一方、飼い主さんはなんとか命を紡ごうと、哺乳瓶の先をカッターで切って広げ、数時間置きの授乳を繰り返した。
「見捨てる選択肢はありませんでしたが、正直に言うと、最初は“責任”を拾ってしまったと思いました。病気の義両親、忙しく働く夫、自身の疾患への悩みを抱えながら、この子が天寿を全うするまで面倒を見るという責任を背負ってしまった…と」
里親を探したほうがいいのではないか。当初はそう思いもしたが、初めてミルクを10ml飲み干すなどの成長を見る中で、心境は変化。
先の心配より、今日一日、この子が幸せに過ごせ、明日もまた幸せであるように、毎日の積み重ねを大切にしようと思うようになったのだ。
来るべき時に来てくれた猫だった
子猫に贈った名前は、「ミルミル」。当初は男の子と言われていたが、ワクチン接種のため、久しぶりに動物病院へ行くと、女の子であったことが分かった。
「目が開いてからは、自ら人間に近づいていくようになりました。人が近くにいないと寂しみたい。最近は走り回るようになりましたが、物を壊すなどのイタズラはしません」
ミルミルちゃんは、接する相手によって甘え方を変える知的な子だ。一緒に寝るのは、義母、リビングにいる時に腕枕をしてもらうのは義父。返事をするのは、パパさんに名前を呼ばれた時だけだ。

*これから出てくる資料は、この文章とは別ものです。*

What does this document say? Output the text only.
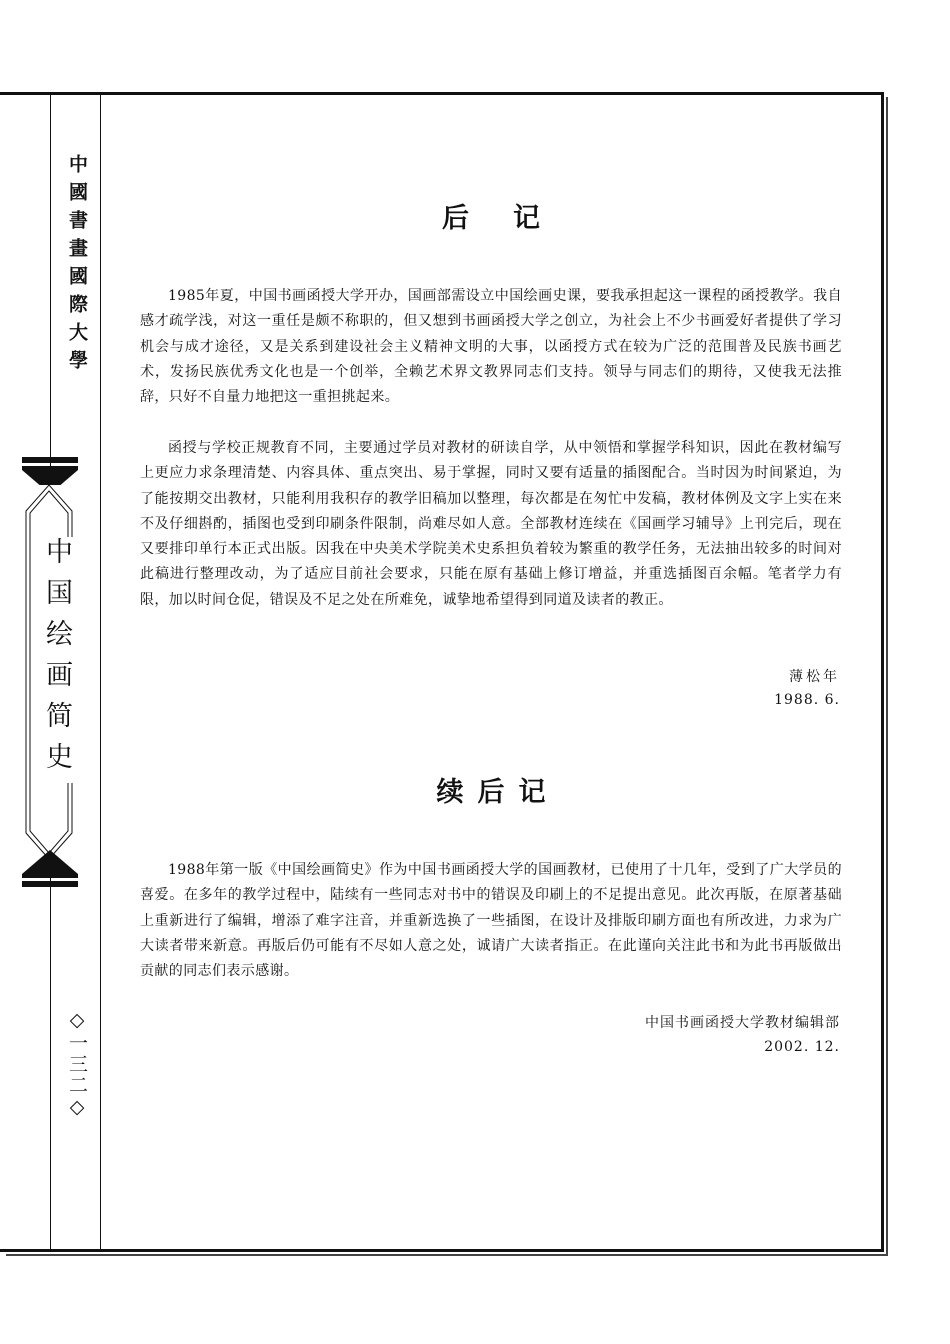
中國書畫國際大學
中国绘画简史
◇一三二◇
后记

1985年夏，中国书画函授大学开办，国画部需设立中国绘画史课，要我承担起这一课程的函授教学。我自感才疏学浅，对这一重任是颇不称职的，但又想到书画函授大学之创立，为社会上不少书画爱好者提供了学习机会与成才途径，又是关系到建设社会主义精神文明的大事，以函授方式在较为广泛的范围普及民族书画艺术，发扬民族优秀文化也是一个创举，全赖艺术界文教界同志们支持。领导与同志们的期待，又使我无法推辞，只好不自量力地把这一重担挑起来。

函授与学校正规教育不同，主要通过学员对教材的研读自学，从中领悟和掌握学科知识，因此在教材编写上更应力求条理清楚、内容具体、重点突出、易于掌握，同时又要有适量的插图配合。当时因为时间紧迫，为了能按期交出教材，只能利用我积存的教学旧稿加以整理，每次都是在匆忙中发稿，教材体例及文字上实在来不及仔细斟酌，插图也受到印刷条件限制，尚难尽如人意。全部教材连续在《国画学习辅导》上刊完后，现在又要排印单行本正式出版。因我在中央美术学院美术史系担负着较为繁重的教学任务，无法抽出较多的时间对此稿进行整理改动，为了适应目前社会要求，只能在原有基础上修订增益，并重选插图百余幅。笔者学力有限，加以时间仓促，错误及不足之处在所难免，诚挚地希望得到同道及读者的教正。

薄松年
1988. 6.
续后记

1988年第一版《中国绘画简史》作为中国书画函授大学的国画教材，已使用了十几年，受到了广大学员的喜爱。在多年的教学过程中，陆续有一些同志对书中的错误及印刷上的不足提出意见。此次再版，在原著基础上重新进行了编辑，增添了难字注音，并重新选换了一些插图，在设计及排版印刷方面也有所改进，力求为广大读者带来新意。再版后仍可能有不尽如人意之处，诚请广大读者指正。在此谨向关注此书和为此书再版做出贡献的同志们表示感谢。

中国书画函授大学教材编辑部
2002. 12.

「私にいつもついてくるものの、なぜか愛情表現が少なかったので寂しく思っていましたが、最近は添い寝をしてくれるようになりました。ただ、誰も見ていない時限定。もっとベタベタに甘えてくれてもいいのに…と思っています(笑)」
ミルミルちゃんと関わる中で、飼い主さんは、“まだ頑張れる自分”がいることを知れ、仕事も今まで以上に努力しようと前向きに日常を捉えられるようになった。
また、ミルミルちゃんとの関わりによって家族の心にも変化が。特に認知症の義母は、目に見えて明るくなったそうだ。
「この子が来たことで、家族の笑顔が格段に増え、会話も増えました。どんなに疲れて帰ってきても、温かくてふわふわなこのかわいい子がいると、疲れを忘れます」
この子と一緒に、もう一度人生を頑張ろう。そう決意した飼い主さんの日常やミルミルちゃんの成長を、温かく見守っていきたい。